Molecular Modeling Software For Mac
The MolecularModeling Templates, MMT is a C++ class library for molecular simulation applications. MMT serves as a code basis that can be easily extended and modified to perform Monte Carlo and molecular dynamics simulations.
- Molecular Modeling Templates
- Masakatsu Ito
- Freeware (Free)
- Windows
Facio is an OpenGL-based 3D-graphics program for molecularmodeling and visualization of quantum chemical calculations (GAMESS and Gaussian). SSH / SFTP client is also implemented. Through SSH / SFTP connection, Gaussian job can be submitted to. ...
- Facio1511.zip
- Masahiko Suenaga
- Freeware (Free)
- 15.7 Mb
- WinXP, Windows Vista, Windows 7
Avogadro is an advanced molecular editor designed for cross-platform use in computational chemistry, molecularmodeling, bioinformatics, materials science and related areas.
- Avogadro-1.0.3-win32.exe
- dcurtis3
- Freeware (Free)
- 9.51 Mb
- Win All
BALLView is our standalone molecularmodeling and visualization application. Furthermore it is also a framework for developing molecular visualization functionality. It is available free of charge under the GPL for Linux, Windows and MacOS. It. ...
- BALLView-Ray-pre-alpha-1.exe
- Andreas Moll
- Freeware (Free)
- 38 Mb
- WinXP, Windows Vista, Windows 7, Windows 7 x64
BALLView is our standalone molecular modeling and visualization application. Furthermore it is also a framework for developing molecular visualization functionality. It is available free of charge under the GPL for Linux, Windows and MacOS.
- BALLView-1.4.0-win32-setup.exe
- Andreas Moll, OliverKohlbacher, AndreasHildebrandt, Hans-P
- Shareware ($)
- 37.99 Mb
- WinXP, Win2000, Win Vista, Windows 7, Windows 8
A new molecularmodeling package, offering unique and efficient tools for modeling polymeric properties of ordered and disordered proteins and other macromolecules. Includes the ABSINTH force field and implicit solvent. ...

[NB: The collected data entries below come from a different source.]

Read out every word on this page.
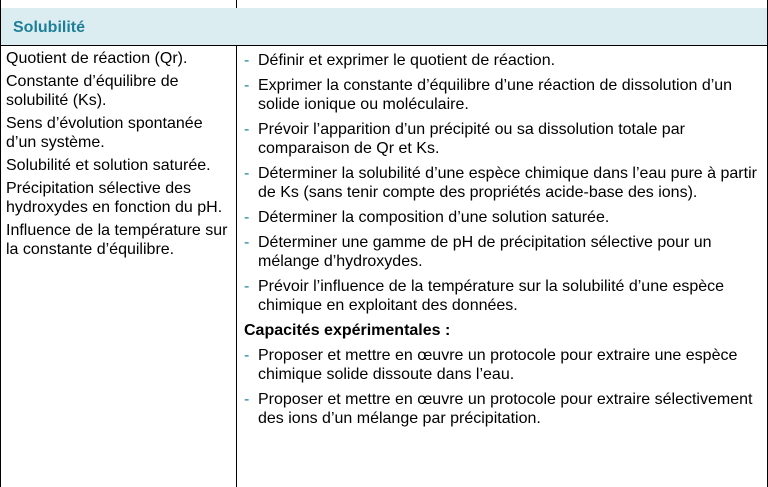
Solubilité
Quotient de réaction (Qr).
Constante d’équilibre de solubilité (Ks).
Sens d’évolution spontanée d’un système.
Solubilité et solution saturée.
Précipitation sélective des hydroxydes en fonction du pH.
Influence de la température sur la constante d’équilibre.
- Définir et exprimer le quotient de réaction.
- Exprimer la constante d’équilibre d’une réaction de dissolution d’un solide ionique ou moléculaire.
- Prévoir l’apparition d’un précipité ou sa dissolution totale par comparaison de Qr et Ks.
- Déterminer la solubilité d’une espèce chimique dans l’eau pure à partir de Ks (sans tenir compte des propriétés acide-base des ions).
- Déterminer la composition d’une solution saturée.
- Déterminer une gamme de pH de précipitation sélective pour un mélange d’hydroxydes.
- Prévoir l’influence de la température sur la solubilité d’une espèce chimique en exploitant des données.
Capacités expérimentales :
- Proposer et mettre en œuvre un protocole pour extraire une espèce chimique solide dissoute dans l’eau.
- Proposer et mettre en œuvre un protocole pour extraire sélectivement des ions d’un mélange par précipitation.
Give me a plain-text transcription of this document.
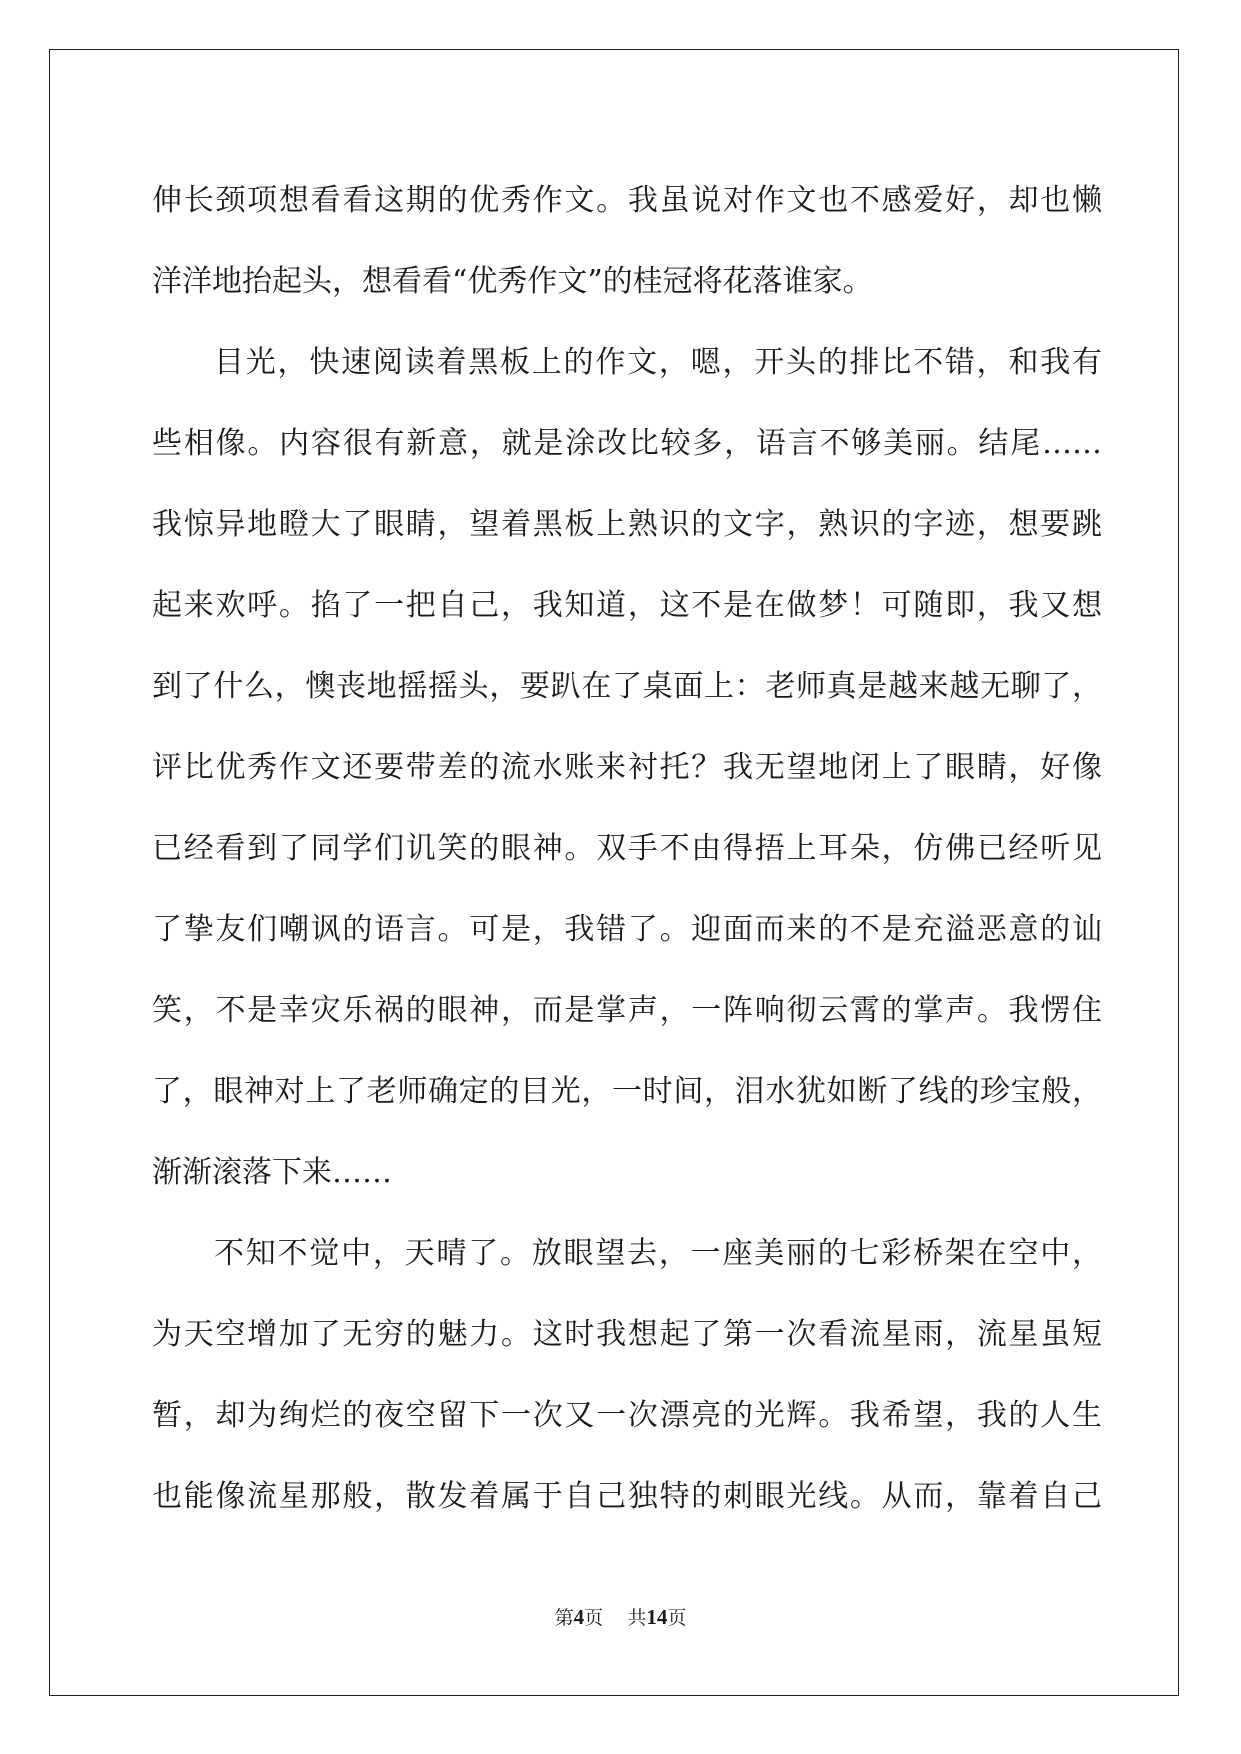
伸长颈项想看看这期的优秀作文。我虽说对作文也不感爱好，却也懒
洋洋地抬起头，想看看“优秀作文”的桂冠将花落谁家。
目光，快速阅读着黑板上的作文，嗯，开头的排比不错，和我有
些相像。内容很有新意，就是涂改比较多，语言不够美丽。结尾……
我惊异地瞪大了眼睛，望着黑板上熟识的文字，熟识的字迹，想要跳
起来欢呼。掐了一把自己，我知道，这不是在做梦！可随即，我又想
到了什么，懊丧地摇摇头，要趴在了桌面上：老师真是越来越无聊了，
评比优秀作文还要带差的流水账来衬托？我无望地闭上了眼睛，好像
已经看到了同学们讥笑的眼神。双手不由得捂上耳朵，仿佛已经听见
了挚友们嘲讽的语言。可是，我错了。迎面而来的不是充溢恶意的讪
笑，不是幸灾乐祸的眼神，而是掌声，一阵响彻云霄的掌声。我愣住
了，眼神对上了老师确定的目光，一时间，泪水犹如断了线的珍宝般，
渐渐滚落下来……
不知不觉中，天晴了。放眼望去，一座美丽的七彩桥架在空中，
为天空增加了无穷的魅力。这时我想起了第一次看流星雨，流星虽短
暂，却为绚烂的夜空留下一次又一次漂亮的光辉。我希望，我的人生
也能像流星那般，散发着属于自己独特的刺眼光线。从而，靠着自己
第4页 共14页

- campari_v1.0.1_02072011.zip
- campari
- Freeware (Free)
- 12.01 Mb
- N/A
The Biomolecule Toolkit is a library for modeling biological macromolecules such as proteins, DNA and RNA. It provides a C++ interface for common tasks in structural biology to facilitate the development of molecularmodeling, design and analysis. ...
- Biomolecule Toolkit
- btk
- Freeware (Free)
- 443 Kb
- Mac; Linux
A Java based molecularmodeling program. Has support for generating movies by interpolating between given positions, interactive display and manipulation of atoms and bonds, and dynamic modeling of substance. ...
- molmaster.zip
- molmaster
- Freeware (Free)
- 1.4 Mb
- Windows; Mac; Linux
Open Babel is a chemical toolbox designed to speak the many languages of chemical data. It's an open, collaborative project allowing anyone to search, convert, analyze, or store data from molecularmodeling, chemistry, biochemistry, or related. ...
- openbabel-2.3.1.tar.gz
- openbabel
- Freeware (Free)
- 19.21 Mb
- Windows; BSD; Mac; Linux
Pteros is the C++ library for custom molecularmodeling and simulations codes designed for researchers, not for C++ gurus. Provides facilities for PDB, XTC and TRR files IO, powerful selections, geometry transformations, RMSD fitting and alignment,. ...
- pteros_0.8.zip
- pteros
- Freeware (Free)
- 1.02 Mb
- N/A
The Molecular Object Library, MOL is a c#-based object-oriented component for chemoinformatics and molecular modeling..
- MOL
- Yongkee Cho
- Freeware (Free)
- Windows
almost - all atom molecular simulation toolkit - is a fast and flexible molecularmodeling environment that provides powerful and efficient algorithms for molecular simulation, homology modeling, de novo design and ab-initio calculations.
- almost
- open-almost.org
- Freeware (Free)
- Windows
- Free Molecular Modeling Software
- Molecular Modeling software, free download
- Molecular Modeling Software For Mac Windows 7
- Molecular Modeling Pro
Swiss PDB viewer. A 3D graphics and molecular modeling program for the simultaneous analysis of multiple models and for model-building into electron density maps. The software is available for Mac (OSX or PPC), Windows, Linux, or SGI. Maestro supports many common file formats for structural input. In addition, Maestro provides an intuitive, full-featured building tool for constructing molecular models of any type. Flexible visualization: Maestro provides many viewing options to accommodate the varied needs of different applications.